Nitric oxide (NO), despite being a minor species, influences the chemistry, composition and energy balance of the earth's atmosphere above 90 kilometers. Variations in its density have been shown to strongly correlate with solar x-ray irradiance at lower latitudes and precipitating energetic particles at higher latitudes. Though the broad variations in NO densities with altitude and latitude are well known, there are still uncertainties associated with its chemistry. It is important to accurately model NO and its associated chemistry in an atmospheric model in order to obtain an accurate representation of the thermosphere.

The NCAR Thermosphere-Ionosphere-Electrodynamics General Circulation Model (TIEGCM) is a three dimensional first principles based model which includes a self consistent aeronomic scheme that solves for winds, temperatures and densities of various neutral and charged species in the earth's upper atmosphere. Using a combination of the solar irradiance spectrum and solar indices as inputs, the model computes these outputs at every time step.

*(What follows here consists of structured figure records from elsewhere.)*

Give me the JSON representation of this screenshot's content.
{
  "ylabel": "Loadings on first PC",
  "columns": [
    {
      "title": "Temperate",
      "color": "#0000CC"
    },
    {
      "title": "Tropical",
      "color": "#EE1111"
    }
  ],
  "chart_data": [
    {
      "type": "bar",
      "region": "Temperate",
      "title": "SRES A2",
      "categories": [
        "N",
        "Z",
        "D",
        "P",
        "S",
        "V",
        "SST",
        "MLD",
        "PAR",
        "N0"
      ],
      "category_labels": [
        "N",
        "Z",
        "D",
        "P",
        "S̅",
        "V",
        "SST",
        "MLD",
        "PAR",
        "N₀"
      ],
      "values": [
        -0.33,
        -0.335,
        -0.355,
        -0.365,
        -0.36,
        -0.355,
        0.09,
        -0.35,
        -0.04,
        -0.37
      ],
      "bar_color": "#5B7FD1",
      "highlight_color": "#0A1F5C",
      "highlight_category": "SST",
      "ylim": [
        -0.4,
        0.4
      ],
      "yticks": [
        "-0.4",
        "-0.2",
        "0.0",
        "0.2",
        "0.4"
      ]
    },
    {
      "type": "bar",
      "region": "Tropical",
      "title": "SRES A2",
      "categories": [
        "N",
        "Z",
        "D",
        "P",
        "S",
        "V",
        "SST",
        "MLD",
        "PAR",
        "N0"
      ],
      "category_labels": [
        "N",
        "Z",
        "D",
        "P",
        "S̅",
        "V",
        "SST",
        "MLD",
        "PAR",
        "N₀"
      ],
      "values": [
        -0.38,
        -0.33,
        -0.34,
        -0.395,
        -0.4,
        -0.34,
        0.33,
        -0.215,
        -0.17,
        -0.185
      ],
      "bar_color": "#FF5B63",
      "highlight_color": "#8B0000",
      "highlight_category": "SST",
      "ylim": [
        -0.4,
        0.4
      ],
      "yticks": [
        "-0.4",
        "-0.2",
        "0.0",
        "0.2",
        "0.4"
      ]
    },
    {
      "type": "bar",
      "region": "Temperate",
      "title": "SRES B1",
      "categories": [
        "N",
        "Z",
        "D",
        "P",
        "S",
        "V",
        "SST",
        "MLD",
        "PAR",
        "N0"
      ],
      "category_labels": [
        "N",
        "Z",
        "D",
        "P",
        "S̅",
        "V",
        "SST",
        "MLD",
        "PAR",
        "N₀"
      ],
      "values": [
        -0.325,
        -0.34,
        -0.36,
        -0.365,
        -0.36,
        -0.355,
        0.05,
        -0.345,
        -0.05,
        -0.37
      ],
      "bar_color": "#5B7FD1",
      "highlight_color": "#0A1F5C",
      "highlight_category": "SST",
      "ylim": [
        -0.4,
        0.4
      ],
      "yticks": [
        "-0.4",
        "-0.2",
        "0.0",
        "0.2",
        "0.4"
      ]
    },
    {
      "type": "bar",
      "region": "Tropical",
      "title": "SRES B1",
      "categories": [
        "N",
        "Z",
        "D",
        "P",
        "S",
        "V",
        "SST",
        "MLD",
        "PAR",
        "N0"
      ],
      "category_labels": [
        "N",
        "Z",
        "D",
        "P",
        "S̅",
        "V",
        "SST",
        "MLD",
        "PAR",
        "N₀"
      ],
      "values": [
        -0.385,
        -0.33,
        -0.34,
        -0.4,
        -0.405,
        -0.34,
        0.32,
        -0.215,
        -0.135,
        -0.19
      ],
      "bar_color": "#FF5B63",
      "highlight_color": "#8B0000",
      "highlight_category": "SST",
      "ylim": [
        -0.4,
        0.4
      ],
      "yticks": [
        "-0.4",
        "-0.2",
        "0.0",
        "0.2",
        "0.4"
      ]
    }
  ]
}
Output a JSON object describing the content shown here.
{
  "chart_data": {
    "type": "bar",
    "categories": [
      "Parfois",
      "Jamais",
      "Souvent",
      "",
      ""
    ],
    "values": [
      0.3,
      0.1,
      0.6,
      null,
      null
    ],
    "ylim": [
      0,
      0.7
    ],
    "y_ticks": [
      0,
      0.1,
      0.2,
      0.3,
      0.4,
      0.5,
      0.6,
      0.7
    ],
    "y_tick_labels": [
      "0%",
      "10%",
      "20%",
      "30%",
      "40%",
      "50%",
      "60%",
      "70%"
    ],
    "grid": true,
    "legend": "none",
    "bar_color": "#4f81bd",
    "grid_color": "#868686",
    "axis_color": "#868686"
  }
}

The ability of the TIEGCM to predict NO densities in the thermosphere is examined by comparing results from the model with data obtained from the Student Nitric Oxide Explorer (SNOE). The comparisons are made for the year 1999 at 110 km and 150 km at the equator. Changes are made to the NO chemistry present in the model to reflect recent results obtained from laboratory data. Paricularly, the reaction of atomic oxygen with the first excited electronic state of nitrogen, N ₂ (A) has been shown to play an important role in the production of NO. These changes are introduced to the model and their effect on NO densities is studied.

Overall, it is seen that the updated chemistry scheme reduces the model agreement with the SNOE data at 110 km while slightly improving the agreement at a 150 km. The loss of agreement at 110 km is attributed to the fact that the neutral temperatures and atomic oxygen densities calculated by the TIEGCM are in sharp disagreement to the temperatures predicted by the NRL-MSIS at a 110 km, on which the new chemistry scheme is based.

While the chemistry scheme used in this thesis is a step in the right direction for modelling NO using the TIEGCM, the parameters used were determined from the best fit obtained from the 1-D NO model. In the light of the differences between the NRL-MSIS and TIEGCM, it is necessary to return to the laboratory data and modify the parameters used here to achieve a better agreement with the data.